The ordinance also expands the scope of infrastructure to include private hospitals and educational institutions, which were left out in the original Act. The original Act, while defining infrastructure projects for which land can be acquired, says “excluding private hospitals, private educational institutions and private hotels”. The ordinance also replaces the term “private company” with “private entity”, which means while earlier acquisitions for private purposes was limited to private companies registered under the Companies Act, it can now be extended to any private entity. Crucially, the original law gave the government the power to take any action necessary to implement the law for two years after its passage, which has been extended to five years by the ordinance, thus increasing the period available with the government to remove difficulties in implementing the Act.
The five projects excluded from consent and SIA requirements include projects for defence and defence production, rural infrastructure including rural electrification, Affordable Housing and housing for the poor, industrial corridors as well as infrastructure and social infrastructure projects, including Public Private Partnership projects wherein the ownership continues to vest with the government. Defence is defined as “projects vital to national security”. The provisions relating to compensation, relief and rehabilitation will remain the same.

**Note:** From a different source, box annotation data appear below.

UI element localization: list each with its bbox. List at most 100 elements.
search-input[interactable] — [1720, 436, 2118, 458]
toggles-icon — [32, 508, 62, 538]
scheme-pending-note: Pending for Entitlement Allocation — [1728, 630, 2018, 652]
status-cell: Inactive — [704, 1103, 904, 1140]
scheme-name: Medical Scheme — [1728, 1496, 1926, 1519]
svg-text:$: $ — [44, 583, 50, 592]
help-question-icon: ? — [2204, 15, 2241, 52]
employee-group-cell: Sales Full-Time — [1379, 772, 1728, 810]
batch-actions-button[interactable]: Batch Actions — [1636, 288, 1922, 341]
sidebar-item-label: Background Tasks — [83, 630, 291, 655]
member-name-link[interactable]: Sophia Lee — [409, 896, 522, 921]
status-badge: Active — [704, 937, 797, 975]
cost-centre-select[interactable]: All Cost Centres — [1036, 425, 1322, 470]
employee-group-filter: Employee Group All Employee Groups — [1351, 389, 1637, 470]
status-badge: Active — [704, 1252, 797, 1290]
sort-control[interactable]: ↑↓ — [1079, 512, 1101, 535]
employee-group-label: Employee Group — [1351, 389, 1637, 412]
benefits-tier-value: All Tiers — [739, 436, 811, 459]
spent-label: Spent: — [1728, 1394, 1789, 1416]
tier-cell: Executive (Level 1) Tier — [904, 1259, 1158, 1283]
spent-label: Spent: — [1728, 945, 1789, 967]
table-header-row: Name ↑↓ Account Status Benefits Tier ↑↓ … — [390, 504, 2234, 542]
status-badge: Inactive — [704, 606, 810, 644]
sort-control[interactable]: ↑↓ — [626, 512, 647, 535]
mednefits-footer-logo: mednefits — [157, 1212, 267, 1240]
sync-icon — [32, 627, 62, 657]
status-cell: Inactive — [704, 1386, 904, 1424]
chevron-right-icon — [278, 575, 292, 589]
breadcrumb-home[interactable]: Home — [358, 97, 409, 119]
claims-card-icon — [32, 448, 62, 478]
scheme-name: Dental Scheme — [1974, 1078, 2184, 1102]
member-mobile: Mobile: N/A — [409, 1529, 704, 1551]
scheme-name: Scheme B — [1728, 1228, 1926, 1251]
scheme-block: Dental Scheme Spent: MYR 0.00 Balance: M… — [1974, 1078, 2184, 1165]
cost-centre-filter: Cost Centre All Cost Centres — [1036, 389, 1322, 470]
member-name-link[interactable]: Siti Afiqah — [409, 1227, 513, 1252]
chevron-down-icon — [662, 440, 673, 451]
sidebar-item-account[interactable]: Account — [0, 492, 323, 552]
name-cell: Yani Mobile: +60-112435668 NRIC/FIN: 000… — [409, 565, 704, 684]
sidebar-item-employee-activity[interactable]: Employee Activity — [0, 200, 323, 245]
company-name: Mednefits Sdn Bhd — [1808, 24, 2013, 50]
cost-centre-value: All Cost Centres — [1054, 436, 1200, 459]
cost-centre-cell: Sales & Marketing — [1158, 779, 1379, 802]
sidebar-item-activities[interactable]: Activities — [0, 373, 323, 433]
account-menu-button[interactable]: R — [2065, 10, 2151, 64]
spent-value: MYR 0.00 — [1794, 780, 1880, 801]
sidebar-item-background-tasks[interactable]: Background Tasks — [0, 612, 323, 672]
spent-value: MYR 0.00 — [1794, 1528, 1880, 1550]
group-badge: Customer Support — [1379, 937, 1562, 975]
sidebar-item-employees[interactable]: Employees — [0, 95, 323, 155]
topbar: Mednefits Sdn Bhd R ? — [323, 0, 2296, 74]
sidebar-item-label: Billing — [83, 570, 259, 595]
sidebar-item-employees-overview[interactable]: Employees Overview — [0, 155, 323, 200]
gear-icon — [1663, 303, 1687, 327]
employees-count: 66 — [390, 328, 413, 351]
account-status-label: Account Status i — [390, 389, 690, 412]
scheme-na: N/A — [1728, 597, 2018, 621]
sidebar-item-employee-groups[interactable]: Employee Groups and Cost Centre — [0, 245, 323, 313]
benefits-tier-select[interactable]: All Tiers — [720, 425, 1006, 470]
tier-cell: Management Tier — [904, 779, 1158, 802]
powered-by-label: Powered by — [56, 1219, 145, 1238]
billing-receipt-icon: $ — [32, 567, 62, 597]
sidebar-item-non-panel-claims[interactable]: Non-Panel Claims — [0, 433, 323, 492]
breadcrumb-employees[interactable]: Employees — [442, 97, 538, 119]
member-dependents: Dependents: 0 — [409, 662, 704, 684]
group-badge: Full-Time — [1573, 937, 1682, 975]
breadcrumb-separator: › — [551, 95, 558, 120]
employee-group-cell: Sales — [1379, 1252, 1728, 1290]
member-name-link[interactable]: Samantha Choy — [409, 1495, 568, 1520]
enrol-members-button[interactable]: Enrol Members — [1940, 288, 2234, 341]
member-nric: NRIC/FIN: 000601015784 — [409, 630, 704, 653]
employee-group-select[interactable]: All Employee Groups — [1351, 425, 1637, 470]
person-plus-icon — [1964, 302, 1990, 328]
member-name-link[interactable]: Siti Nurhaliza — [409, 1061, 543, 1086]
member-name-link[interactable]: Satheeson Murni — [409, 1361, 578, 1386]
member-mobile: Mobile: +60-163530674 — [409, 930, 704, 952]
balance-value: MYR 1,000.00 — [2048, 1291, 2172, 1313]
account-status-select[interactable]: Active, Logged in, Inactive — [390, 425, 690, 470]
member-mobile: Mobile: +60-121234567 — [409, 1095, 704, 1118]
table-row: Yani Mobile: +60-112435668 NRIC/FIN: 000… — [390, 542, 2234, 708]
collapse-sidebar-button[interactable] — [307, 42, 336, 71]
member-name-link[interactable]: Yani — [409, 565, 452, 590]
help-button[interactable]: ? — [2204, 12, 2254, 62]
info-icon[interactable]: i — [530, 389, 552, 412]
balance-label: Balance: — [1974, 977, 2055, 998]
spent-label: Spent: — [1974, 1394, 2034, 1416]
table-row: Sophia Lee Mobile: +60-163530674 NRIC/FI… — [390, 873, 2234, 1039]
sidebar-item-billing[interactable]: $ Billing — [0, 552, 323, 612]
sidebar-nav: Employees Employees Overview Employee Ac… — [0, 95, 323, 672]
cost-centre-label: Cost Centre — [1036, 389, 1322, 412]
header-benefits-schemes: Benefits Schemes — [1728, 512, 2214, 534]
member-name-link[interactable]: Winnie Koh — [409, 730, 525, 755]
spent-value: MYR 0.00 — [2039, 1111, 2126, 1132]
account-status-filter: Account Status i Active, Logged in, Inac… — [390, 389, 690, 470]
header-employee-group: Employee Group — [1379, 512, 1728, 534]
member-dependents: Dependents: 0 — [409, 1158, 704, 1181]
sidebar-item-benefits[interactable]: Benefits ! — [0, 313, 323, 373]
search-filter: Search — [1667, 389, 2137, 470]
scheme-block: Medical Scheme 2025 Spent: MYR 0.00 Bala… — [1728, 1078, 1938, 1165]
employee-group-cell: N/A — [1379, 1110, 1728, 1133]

Around couple of months back, there were media reports, that Privilege Power and Infrastructure Private Limited, a wholly owned subsidiary of Housing Development and Infrastructure Ltd, received the environmental clearance from State Environment Impact Assessment Authority, Government of Maharashtra for its project 'Planet HDIL' which is an Affordable Housing project situated in the suburbs of Mumbai (Virar). The Union Budget 2014 has already given us a road-map, to incentivize development of low cost housing in the country. Moreover, raising of I-T exemption limit, deduction of interest on self occupied properties, allocation of Rs.8,000 crore for NHB programme for development of rural houses, has already created a favourable environment for Affordable Housing in India.
Earlier, the government of India relaxed the norms for foreign direct investment in the sector by reducing the minimum built-up area and capital requirement besides facilitating easier exit. Most Analysts then said that although FDI in construction is a positive for the entire industry, not all companies are likely to benefit from the relaxation of norms. The government's move is to encourage smaller projects and Affordable Housing for public. Hence, only those companies which are into smaller projects will benefit from the easing of FDI norms.
It is worth mentioning here that the companies such as HDIL, DB Realty and Delhi-based Parsvnath Developers, once plunged around 90% from their peak--now is the time for their upward journey, as the Indian economy gathers steam and certain rules are relaxed. The government's move to reduce the minimum size of investment to $5 million from $10 million and relax lock-in period of investment will be an added advantage to the foreign investors rather than large Indian players, according to analysts.
Anyway, the recent ordinance brought about by the NDA government, could further benefit the companies like HDIL which are into AFFORDABLE HOUSING segment too.